Dean’s like bright sunshine standing next to MacLaine, and I’m not sure how I’ve never seen it. Maybe I’m the dark one, and we’re yin and yang. Maybe I’ll be the one sucking up all his light and I’ll eventually snuff him out.
“If you don’t mind,” I say, lips numb. “Actually, woul
d you mind driving me now? I just got really tired, and I have some research to do tomorrow, so I’ll need to get up early.”
“I don’t know if anybody’s told you,” he says, voice robotic, “but tomorrow’s Sunday aka the day of rest. If you break those rules you could get arrested.”
I smirk. “And I’d only have you as a visitor.”
“Yeah, we’d do that whole palm to glass, glass to palm thing, and weep perfect cinematic tears, and I’ll wait for you while you do your time.”
My heart trips and I can’t tell if he’s flirting with me or just spouting off shit.
The ride home is confusing as hell, too.
Chapter 22
I’ve become a bro – the girl equivalent of being friend-zoned. I don’t know how this happened, but it did, and signals are being sent and I’m getting them all cross-wired and it’s enough to make my head hurt.

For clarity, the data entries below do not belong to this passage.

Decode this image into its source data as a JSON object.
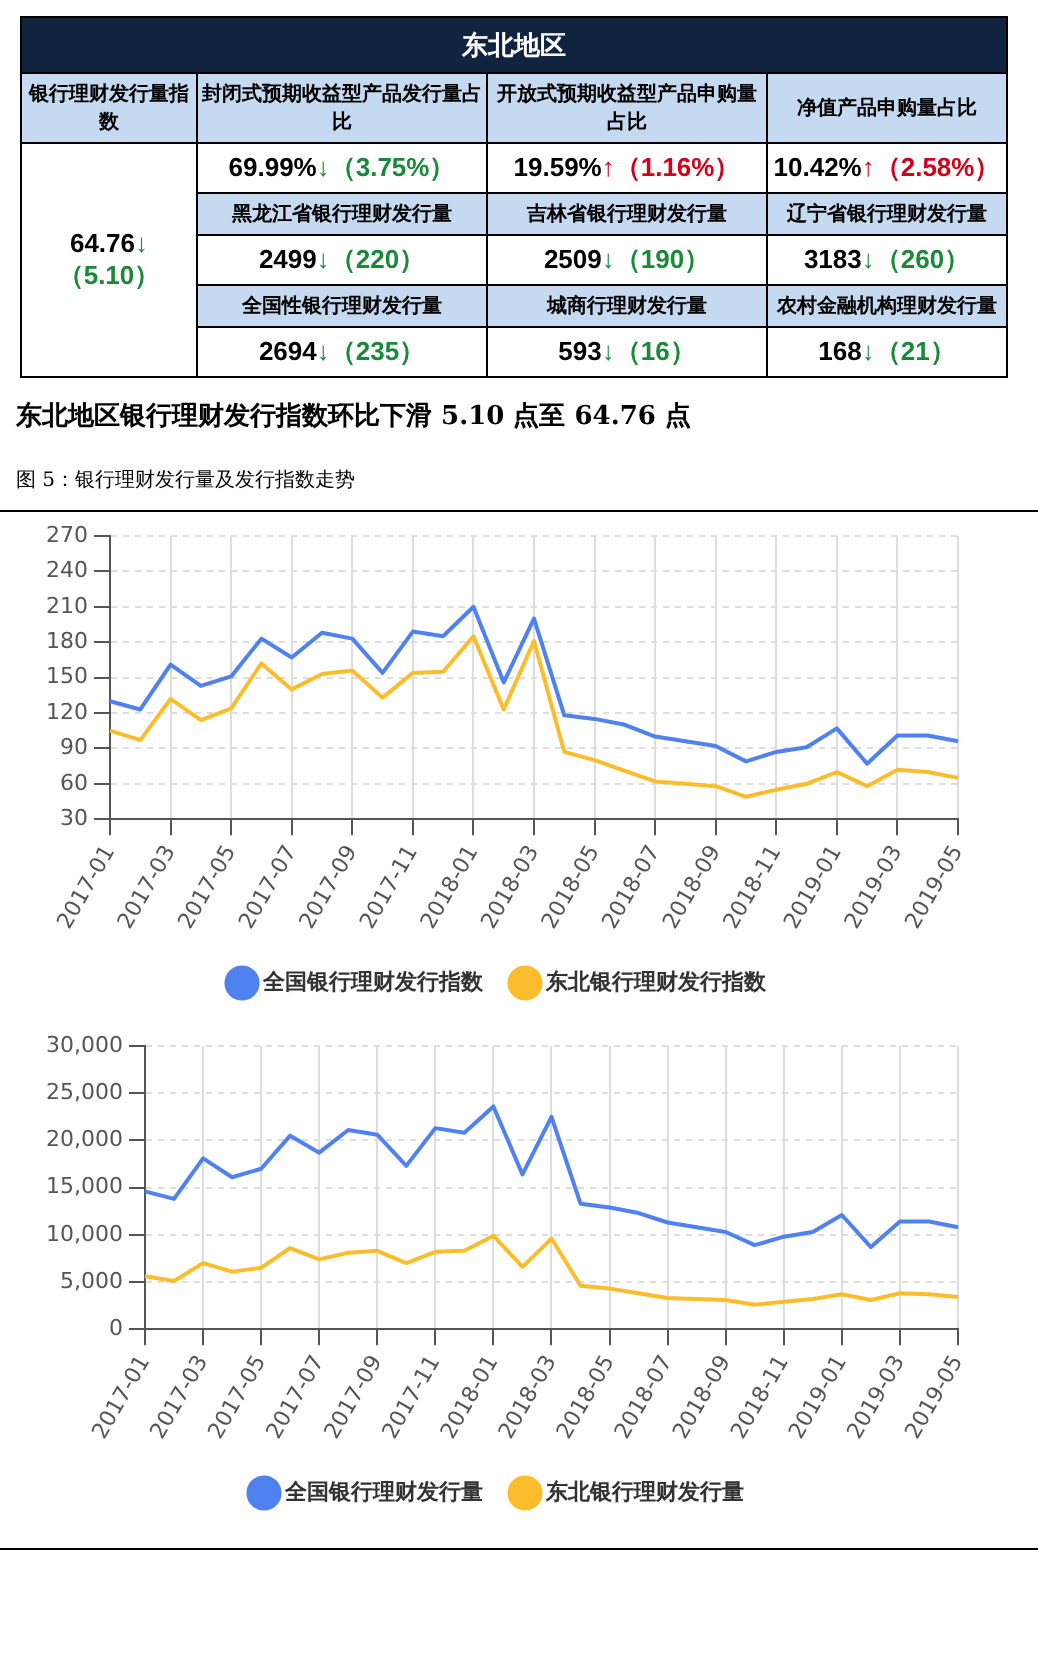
{
  "chart_data": [
    {
      "type": "other",
      "title": "东北地区",
      "annotations": [
        "银行理财发行量指数",
        "封闭式预期收益型产品发行量占比",
        "开放式预期收益型产品申购量占比",
        "净值产品申购量占比",
        "64.76↓（5.10）",
        "69.99%↓（3.75%）",
        "19.59%↑（1.16%）",
        "10.42%↑（2.58%）",
        "黑龙江省银行理财发行量",
        "吉林省银行理财发行量",
        "辽宁省银行理财发行量",
        "2499↓（220）",
        "2509↓（190）",
        "3183↓（260）",
        "全国性银行理财发行量",
        "城商行理财发行量",
        "农村金融机构理财发行量",
        "2694↓（235）",
        "593↓（16）",
        "168↓（21）",
        "东北地区银行理财发行指数环比下滑 5.10 点至 64.76 点"
      ]
    },
    {
      "type": "line",
      "title": "图 5：银行理财发行量及发行指数走势",
      "categories": [
        "2017-01",
        null,
        "2017-03",
        null,
        "2017-05",
        null,
        "2017-07",
        null,
        "2017-09",
        null,
        "2017-11",
        null,
        "2018-01",
        null,
        "2018-03",
        null,
        "2018-05",
        null,
        "2018-07",
        null,
        "2018-09",
        null,
        "2018-11",
        null,
        "2019-01",
        null,
        "2019-03",
        null,
        "2019-05"
      ],
      "series": [
        {
          "name": "全国银行理财发行指数",
          "color": "#4f81f0",
          "values": [
            130,
            123,
            161,
            143,
            151,
            183,
            167,
            188,
            183,
            154,
            189,
            185,
            210,
            146,
            200,
            118,
            115,
            110,
            100,
            96,
            92,
            79,
            87,
            91,
            107,
            77,
            101,
            101,
            96
          ]
        },
        {
          "name": "东北银行理财发行指数",
          "color": "#fbbd2c",
          "values": [
            105,
            97,
            132,
            114,
            124,
            162,
            140,
            153,
            156,
            133,
            154,
            155,
            185,
            123,
            181,
            87,
            80,
            71,
            62,
            60,
            58,
            49,
            55,
            60,
            70,
            58,
            72,
            70,
            65
          ]
        }
      ],
      "ylim": [
        30,
        270
      ],
      "yticks": [
        30,
        60,
        90,
        120,
        150,
        180,
        210,
        240,
        270
      ],
      "grid": true,
      "legend": "bottom",
      "marker": "none"
    },
    {
      "type": "line",
      "categories": [
        "2017-01",
        null,
        "2017-03",
        null,
        "2017-05",
        null,
        "2017-07",
        null,
        "2017-09",
        null,
        "2017-11",
        null,
        "2018-01",
        null,
        "2018-03",
        null,
        "2018-05",
        null,
        "2018-07",
        null,
        "2018-09",
        null,
        "2018-11",
        null,
        "2019-01",
        null,
        "2019-03",
        null,
        "2019-05"
      ],
      "series": [
        {
          "name": "全国银行理财发行量",
          "color": "#4f81f0",
          "values": [
            14600,
            13800,
            18100,
            16100,
            17000,
            20500,
            18700,
            21100,
            20600,
            17300,
            21300,
            20800,
            23600,
            16400,
            22500,
            13300,
            12900,
            12300,
            11300,
            10800,
            10300,
            8900,
            9800,
            10300,
            12100,
            8700,
            11400,
            11400,
            10800
          ]
        },
        {
          "name": "东北银行理财发行量",
          "color": "#fbbd2c",
          "values": [
            5600,
            5100,
            7000,
            6100,
            6500,
            8600,
            7400,
            8100,
            8300,
            7000,
            8200,
            8300,
            9900,
            6600,
            9600,
            4600,
            4300,
            3800,
            3300,
            3200,
            3100,
            2600,
            2900,
            3200,
            3700,
            3100,
            3800,
            3700,
            3400
          ]
        }
      ],
      "ylim": [
        0,
        30000
      ],
      "yticks": [
        0,
        {
          "value": 5000,
          "label": "5,000"
        },
        {
          "value": 10000,
          "label": "10,000"
        },
        {
          "value": 15000,
          "label": "15,000"
        },
        {
          "value": 20000,
          "label": "20,000"
        },
        {
          "value": 25000,
          "label": "25,000"
        },
        {
          "value": 30000,
          "label": "30,000"
        }
      ],
      "grid": true,
      "legend": "bottom",
      "marker": "none"
    }
  ]
}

I feel like I’m sixteen again, so unsure of what to do next but knowing I’ll die if I don’t.
Dean has kept me at arm’s length and I only get to hang out with him on Thursday nights, right before he starts his weekend grind at the restaurant he works at.
I know I’ve been putting it off, and my feet are nothing more than cinderblocks and there’s a never-ending pit of shame flowering in my belly, but I force myself to knock.
Knock, knock.
Who’s there?
Bitch.
Bitch, who?
Bitch, open the door so I can grovel and make you be friends with me again.
My heart’s pumping fast and hard, and my throat’s tight as the wait gets longer and longer and longer… This was a bad idea. The invisible ticking clock threatens to strangle me as I come to the slow and swift realization of what I’ve done. The only true and good person in my life – I’ve pushed away.